A Textura dos Anos 70
A fotografia de The Outfit é puro suco estético dos anos 70. Com tons granulados e iluminação natural, o filme parece capturar o mundo real — uma qualidade que faz os thrillers modernos, com sua limpeza digital, parecerem artificiais em comparação. Mas cenas iniciais, quando Macklin está saindo da prisão, você vê todo aquele ambiente escuro e decadente e acredita que aquilo é real. Essa crueza reflete o contexto da Nova Hollywood. The Outfit dialoga com contemporâneos como Point Blank (1967) e The Friends of Eddie Coyle (1973), mas se destaca pela secura de Flynn, que dispensa moralismos para focar na mecânica do crime.

Um Legado Silencioso
The Outfit não é apenas uma história de vingança; é uma meditação sobre o que significa ser um profissional em um mundo traiçoeiro. A organização criminosa, com sua lógica corporativa, espelha as falhas do sistema capitalista, enquanto Macklin, o “autônomo”, resiste com sua ética individualista. Essa tensão antecipa o neo-noir de Mann, onde o crime é elevado a uma forma de arte trágica. O filme, embora menos celebrado que outros clássicos da época, deixou um legado sutil, moldando a forma como vemos o anti-herói profissional — um homem cujo domínio do ofício é sua maior força e sua maior prisão.

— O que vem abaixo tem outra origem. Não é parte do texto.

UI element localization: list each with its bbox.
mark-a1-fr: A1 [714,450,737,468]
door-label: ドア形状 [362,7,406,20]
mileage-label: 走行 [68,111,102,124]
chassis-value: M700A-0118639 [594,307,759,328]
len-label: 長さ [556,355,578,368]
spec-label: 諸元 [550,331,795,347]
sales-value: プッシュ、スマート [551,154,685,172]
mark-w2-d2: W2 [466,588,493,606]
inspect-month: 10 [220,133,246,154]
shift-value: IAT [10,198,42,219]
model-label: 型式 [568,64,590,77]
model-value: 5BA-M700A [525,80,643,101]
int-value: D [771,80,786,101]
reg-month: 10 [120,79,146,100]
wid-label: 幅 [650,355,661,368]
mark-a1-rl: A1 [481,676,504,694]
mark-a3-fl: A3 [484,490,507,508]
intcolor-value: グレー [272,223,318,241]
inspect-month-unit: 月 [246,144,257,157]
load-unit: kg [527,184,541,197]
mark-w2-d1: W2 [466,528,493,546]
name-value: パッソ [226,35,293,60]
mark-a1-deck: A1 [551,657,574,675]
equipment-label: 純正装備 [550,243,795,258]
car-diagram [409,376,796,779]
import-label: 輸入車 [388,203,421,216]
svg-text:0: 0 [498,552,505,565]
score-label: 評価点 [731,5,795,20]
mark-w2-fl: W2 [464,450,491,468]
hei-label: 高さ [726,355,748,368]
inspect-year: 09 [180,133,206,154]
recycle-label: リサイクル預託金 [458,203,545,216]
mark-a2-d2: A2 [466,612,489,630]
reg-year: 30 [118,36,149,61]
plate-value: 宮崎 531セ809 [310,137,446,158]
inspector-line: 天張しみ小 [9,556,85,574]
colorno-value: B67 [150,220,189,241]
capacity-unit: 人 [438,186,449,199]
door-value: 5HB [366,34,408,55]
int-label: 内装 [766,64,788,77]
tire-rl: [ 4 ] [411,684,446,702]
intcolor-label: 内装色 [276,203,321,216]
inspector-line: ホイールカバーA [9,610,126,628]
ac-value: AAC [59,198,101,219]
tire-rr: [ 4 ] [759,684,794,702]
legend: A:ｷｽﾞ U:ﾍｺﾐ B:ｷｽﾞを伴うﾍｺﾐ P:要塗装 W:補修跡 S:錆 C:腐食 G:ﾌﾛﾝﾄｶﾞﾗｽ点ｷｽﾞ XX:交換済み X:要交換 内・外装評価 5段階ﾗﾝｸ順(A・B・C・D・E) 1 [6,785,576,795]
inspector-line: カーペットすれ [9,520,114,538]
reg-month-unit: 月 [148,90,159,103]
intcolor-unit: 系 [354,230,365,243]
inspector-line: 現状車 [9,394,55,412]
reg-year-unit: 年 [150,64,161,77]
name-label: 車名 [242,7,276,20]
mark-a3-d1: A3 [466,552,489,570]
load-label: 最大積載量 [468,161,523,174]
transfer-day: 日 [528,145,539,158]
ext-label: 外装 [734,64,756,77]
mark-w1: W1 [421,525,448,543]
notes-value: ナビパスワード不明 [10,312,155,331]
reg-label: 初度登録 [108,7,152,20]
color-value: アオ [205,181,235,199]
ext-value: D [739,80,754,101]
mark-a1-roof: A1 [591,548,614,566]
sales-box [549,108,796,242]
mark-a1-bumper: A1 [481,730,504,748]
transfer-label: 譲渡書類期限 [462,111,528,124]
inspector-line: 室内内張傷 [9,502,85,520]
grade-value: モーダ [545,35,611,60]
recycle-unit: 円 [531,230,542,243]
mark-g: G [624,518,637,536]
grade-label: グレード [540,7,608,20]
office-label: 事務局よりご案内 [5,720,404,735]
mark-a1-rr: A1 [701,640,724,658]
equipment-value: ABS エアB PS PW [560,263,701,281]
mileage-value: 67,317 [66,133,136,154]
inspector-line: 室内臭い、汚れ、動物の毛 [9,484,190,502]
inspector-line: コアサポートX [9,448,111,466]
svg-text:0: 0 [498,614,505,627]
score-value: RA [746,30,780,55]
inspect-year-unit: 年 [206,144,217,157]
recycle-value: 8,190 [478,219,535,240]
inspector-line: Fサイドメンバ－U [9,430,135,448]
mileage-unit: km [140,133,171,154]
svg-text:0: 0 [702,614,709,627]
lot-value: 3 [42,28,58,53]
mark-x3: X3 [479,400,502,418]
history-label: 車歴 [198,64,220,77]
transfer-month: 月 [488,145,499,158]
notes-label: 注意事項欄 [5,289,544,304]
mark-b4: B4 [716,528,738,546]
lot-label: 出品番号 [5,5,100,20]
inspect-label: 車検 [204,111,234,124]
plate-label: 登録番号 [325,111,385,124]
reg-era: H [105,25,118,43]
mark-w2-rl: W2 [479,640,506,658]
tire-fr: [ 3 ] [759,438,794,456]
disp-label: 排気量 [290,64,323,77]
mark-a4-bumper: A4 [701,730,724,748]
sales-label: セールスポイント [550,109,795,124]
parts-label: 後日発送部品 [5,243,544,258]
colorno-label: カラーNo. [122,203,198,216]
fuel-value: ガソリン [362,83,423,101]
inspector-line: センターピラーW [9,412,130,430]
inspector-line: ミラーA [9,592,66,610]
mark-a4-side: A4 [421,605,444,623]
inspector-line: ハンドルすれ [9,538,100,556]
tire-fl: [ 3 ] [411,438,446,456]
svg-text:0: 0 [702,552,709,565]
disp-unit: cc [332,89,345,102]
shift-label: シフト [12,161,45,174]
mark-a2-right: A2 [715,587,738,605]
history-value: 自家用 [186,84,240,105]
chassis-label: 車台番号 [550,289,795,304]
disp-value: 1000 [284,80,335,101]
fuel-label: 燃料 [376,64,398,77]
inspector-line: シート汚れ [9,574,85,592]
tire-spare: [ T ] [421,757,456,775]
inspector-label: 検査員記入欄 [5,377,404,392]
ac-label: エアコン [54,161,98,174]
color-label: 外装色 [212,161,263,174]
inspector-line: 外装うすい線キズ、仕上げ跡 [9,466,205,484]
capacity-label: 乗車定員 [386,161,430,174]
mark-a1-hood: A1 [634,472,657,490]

The Outfit é um thriller “casca grossa” que não sacrifica inteligência por violência. Flynn, Duvall e um elenco afiado (com destaque para Baker e Black) criam um mundo onde o crime é tão metódico quanto qualquer profissão, mas igualmente destrutivo. Sua influência, de Tarantino a Mann, prova que a economia de Flynn não é sinônimo de simplicidade, mas de maestria. E o mais espetacular: a obra-prima de John Flynn viria a seguir, seu próximo filme chamado Rolling Thunder.
PS: nessa mesma entrevista de John Flynn que mencionei no início da resenha, ele diz que o final “otimista” foi uma imposição do estúdio.
PS2: é um equívoco da crítica especializada dizer que Macklin serviu de protótipo para os filmes da série John Wick, ou os filmes de ação de Liam Neeson – pelas razões mencionadas na resenha acima. (Sergio Alpendre: “protótipo para os filmes tipo John Wick, ou os veículos para Liam Neeson”).